Solving ODE: Integrating Factor for Problem 4d

[roryhand]

Howdy, I've read this forum for some time, however this is my first post. I am attempting to solve this ODE. I am looking to find an integrating factor, then solve. I have attached the link to the problem set if my input here is ambiguous. Number 4d. Thank you kindly for any help you might lend.


(2x^2)+y+((x^2)*y)-x)dy/dx=0

My reasoning takes me as far as the integrating factor being exp(int( ? )dx)
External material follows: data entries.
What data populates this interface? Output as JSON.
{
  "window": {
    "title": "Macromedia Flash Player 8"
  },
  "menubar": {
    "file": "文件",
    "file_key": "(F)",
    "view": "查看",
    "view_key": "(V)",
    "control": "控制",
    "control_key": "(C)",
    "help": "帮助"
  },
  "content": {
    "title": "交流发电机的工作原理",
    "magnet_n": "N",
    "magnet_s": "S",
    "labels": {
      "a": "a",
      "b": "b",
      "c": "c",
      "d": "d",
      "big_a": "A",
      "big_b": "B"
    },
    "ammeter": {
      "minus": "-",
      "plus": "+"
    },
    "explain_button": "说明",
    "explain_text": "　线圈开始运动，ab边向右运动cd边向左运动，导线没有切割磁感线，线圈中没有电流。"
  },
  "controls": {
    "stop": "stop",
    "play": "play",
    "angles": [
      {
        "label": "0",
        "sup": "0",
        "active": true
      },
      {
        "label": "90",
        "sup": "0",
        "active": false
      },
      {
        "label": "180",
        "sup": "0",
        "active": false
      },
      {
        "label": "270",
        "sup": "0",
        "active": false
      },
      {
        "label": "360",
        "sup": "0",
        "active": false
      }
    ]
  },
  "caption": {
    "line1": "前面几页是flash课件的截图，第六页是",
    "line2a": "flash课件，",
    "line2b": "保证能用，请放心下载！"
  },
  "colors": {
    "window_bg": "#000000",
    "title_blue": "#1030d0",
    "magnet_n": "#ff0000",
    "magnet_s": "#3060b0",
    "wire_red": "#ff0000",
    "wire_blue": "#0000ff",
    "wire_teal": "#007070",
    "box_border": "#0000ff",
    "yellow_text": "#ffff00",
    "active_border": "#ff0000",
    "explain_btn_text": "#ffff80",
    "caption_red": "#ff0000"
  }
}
https://people.creighton.edu/%7Elwn70714/DE_Assignments/DE%20Assignment%202%20PDF.pdf

 

[Emieno]

(2x^2)+y+((x^2)*y)-x)dy/dx=0

(2x^2+y)dx + [(x^2)*y-x]dy=0

Now you just need re-read your text-book about how to solve Pdx+Qdy=0, after checking some conditions on P&Q if such an equation has roots or none.

 

[saltydog]

Or can approach it this way:

$$(2x^2+y)dx+(x^2y-x)dy=0$$

So, after a quick check for homogeneous, exact, and explicit calc. of an integrating factor via partials, we expand the differentials and attempt to group them together to form exact differentials:

$$2x^2dx+ydx+x^2ydy-xdy=0$$

Well, the ydx-xdy can be grouped as:

$$y^2\left(\frac{ydx-xdy}{y^2}\right)$$

This leaves us with:

$$2x^2dx+x^2ydy+y^2 d\left(\frac{x}{y}\right)$$

Can you re-arrange this now to obtain exact differentials which can be integrated?